Rare monk seal dies in fish farm off Kailua-Kona
HONOLULU — An endangered Hawaiian monk seal has died in a net pen at a fish farm like the ones federal officials plan to expand around Hawaii.
Officials with the National Oceanic and Atmospheric Administration said Thursday the death of the 10-year-old monk seal happened at Blue Ocean Mariculture off Hawaii’s Big Island. The farm is the same one that, under previous ownership, was partially funded by NOAA’s National Marine Fisheries Service for research of open-ocean aquaculture. Kona Blue Water Farms was acquired by Blue Ocean Mariculture in 2012.
Blue Ocean Mariculture has not received any federal funds, according to NOAA officials.

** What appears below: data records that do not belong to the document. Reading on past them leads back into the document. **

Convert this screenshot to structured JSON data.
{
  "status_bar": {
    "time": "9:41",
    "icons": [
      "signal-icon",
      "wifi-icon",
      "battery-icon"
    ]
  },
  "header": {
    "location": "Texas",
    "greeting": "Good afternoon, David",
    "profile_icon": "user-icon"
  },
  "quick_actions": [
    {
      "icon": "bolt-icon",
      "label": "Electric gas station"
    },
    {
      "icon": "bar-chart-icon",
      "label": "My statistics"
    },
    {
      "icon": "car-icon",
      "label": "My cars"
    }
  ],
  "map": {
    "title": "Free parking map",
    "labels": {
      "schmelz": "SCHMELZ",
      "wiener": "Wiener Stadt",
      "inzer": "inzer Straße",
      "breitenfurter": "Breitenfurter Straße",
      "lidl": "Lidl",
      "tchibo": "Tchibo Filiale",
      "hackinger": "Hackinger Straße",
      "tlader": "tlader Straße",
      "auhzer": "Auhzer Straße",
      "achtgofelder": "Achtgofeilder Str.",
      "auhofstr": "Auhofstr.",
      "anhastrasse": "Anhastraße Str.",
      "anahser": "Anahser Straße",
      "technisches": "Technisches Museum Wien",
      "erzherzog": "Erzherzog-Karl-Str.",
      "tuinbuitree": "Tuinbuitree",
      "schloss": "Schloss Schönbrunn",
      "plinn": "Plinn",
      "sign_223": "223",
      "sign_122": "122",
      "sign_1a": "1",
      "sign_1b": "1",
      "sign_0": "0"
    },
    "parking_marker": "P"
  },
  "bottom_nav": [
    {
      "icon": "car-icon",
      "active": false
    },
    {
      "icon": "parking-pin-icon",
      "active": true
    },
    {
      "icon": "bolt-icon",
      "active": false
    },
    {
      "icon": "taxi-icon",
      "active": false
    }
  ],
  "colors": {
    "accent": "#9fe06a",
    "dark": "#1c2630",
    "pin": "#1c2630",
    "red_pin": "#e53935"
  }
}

NOAA is working on a plan to expand aquaculture into federals waters despite concerns by some environmental groups and scientists who say the industrial-scale farms could do more harm than good to overall fish stocks and ocean health.
The federal plan would create a regulatory and permitting scheme for the industry. The plan includes federal permitting and management of commercial fish farms in federal waters, the area of ocean from three to 200 miles offshore, around Hawaii and other Pacific islands.
The agency has funded various research projects to study the feasibility of open-ocean fish farms in U.S. federal waters around Hawaii.
NOAA officials said at a news conference Thursday that they believe the seal drowned after the farm operators opened one panel of their net pen to release a shark that had gotten inside. The seal died on March 5.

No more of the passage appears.